If you’re traveling from the United States to Southeast Asia, chances are you’ll have a connecting flight in Shanghai. While traveling from the Philippines to the states in late 2019, I had an extensive layover totaling 11 hours and 45 minutes. Before comprehending the 24-hour visa-free transit entry permit process, the thought alone made me restless. Unfamiliar with the procedure, I quickly had to learn for myself. Here’s how I did it in 3 easy steps.
Step 1: Plan Ahead
Believe me, I have a way of going with the flow. I make zero plans beforehand and favor allowing the trip to take me wherever it’s supposed to. Nevertheless, if you intend to tour Shanghai through a lengthened layover, this isn’t a possibility. Arrangements must be made in advance. If you neglect to do this, you forfeit your eligibility to exit the airport. Following hours of research, I organized this tour the day before entering China. I reserved this through Trip Advisor. Several options were available depending on the sights I wanted to see, the activities I could partake in, and the restaurants we would indulge in. Later, I received an email from my tour guide, Alana. Enclosed were guidelines to obtain the entry permit, papers required to do so, and directions to meet my chauffeur. A travel voucher was put together by Alana. It provides the trip outline in full detail including, the itinerary for the day (with times included), the site in which the excursion was booked, and all the information about Shanghai Jinlu International Agency. The email was helpful. It incorporated text intended to be presented to a local or an airport employee if I got lost or was simply confused. Prepare your documents before embarking on the flight to Shanghai.

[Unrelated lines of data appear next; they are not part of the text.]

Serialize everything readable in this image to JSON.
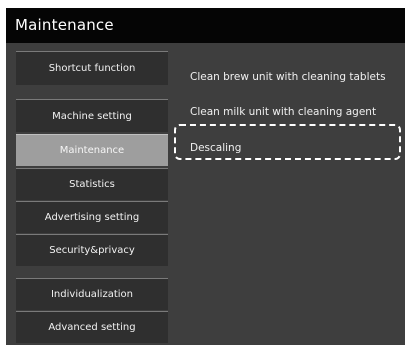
{
  "header": {
    "title": "Maintenance"
  },
  "sidebar": {
    "items": [
      {
        "label": "Shortcut function"
      },
      {
        "label": "Machine setting"
      },
      {
        "label": "Maintenance"
      },
      {
        "label": "Statistics"
      },
      {
        "label": "Advertising setting"
      },
      {
        "label": "Security&privacy"
      },
      {
        "label": "Individualization"
      },
      {
        "label": "Advanced setting"
      }
    ],
    "selected": "Maintenance"
  },
  "main": {
    "items": [
      {
        "label": "Clean brew unit with cleaning tablets"
      },
      {
        "label": "Clean milk unit with cleaning agent"
      },
      {
        "label": "Descaling"
      }
    ],
    "focused": "Descaling"
  },
  "colors": {
    "titlebar": "#050505",
    "background": "#3e3e3e",
    "menu_item": "#2f2f2f",
    "menu_selected": "#9e9e9e",
    "focus_outline": "#ffffff"
  }
}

Step 2: Receive Transit Visa
Admittedly, this was the most complicated element. In addition to completing standard immigration entrance papers, there is a particular form needed for transit visas. I found a bit of difficulty navigating before making my way to China Immigration Inspection and getting a hold of the necessary form. Fortunately, I made a friend. We completed this piece collectively, and he pointed me in the right direction. The entry form summarized the prepared paperwork. Interviewing with the Chinese Immigration Officer was the most nerve-wracking part. Typically, I’m not nervous or frightened by this process, but this was unconventional. Smiling and giggling with this distinct officer was a no-no. He was very solemn. Understanding that individuals are frequently denied, I behaved in a manner that I presumed he would appreciate. My assumption of the encounter was that my permit would not be granted. I ended up believing that until the immigration officer fixed the adhesive on my passport. I immediately let out a sigh of relief.
Step 3: Enjoy Shanghai!
Here’s the fun part. Upon obtaining my visa, I proceeded to join the chauffeur at the location disclosed in the email. I approached him as my name waved in the air on a small sign. Our language limitations pushed us to communicate with hand movements because my phone (and translator) did not operate in this space. He grabbed my luggage, and we promptly made our way to the van. It’s roughly an hour to get from Pudong Airport to the center of Shanghai. As we approached the city, we stopped to pick up Alana. My 8 hours of exploring as much as possible came shortly after.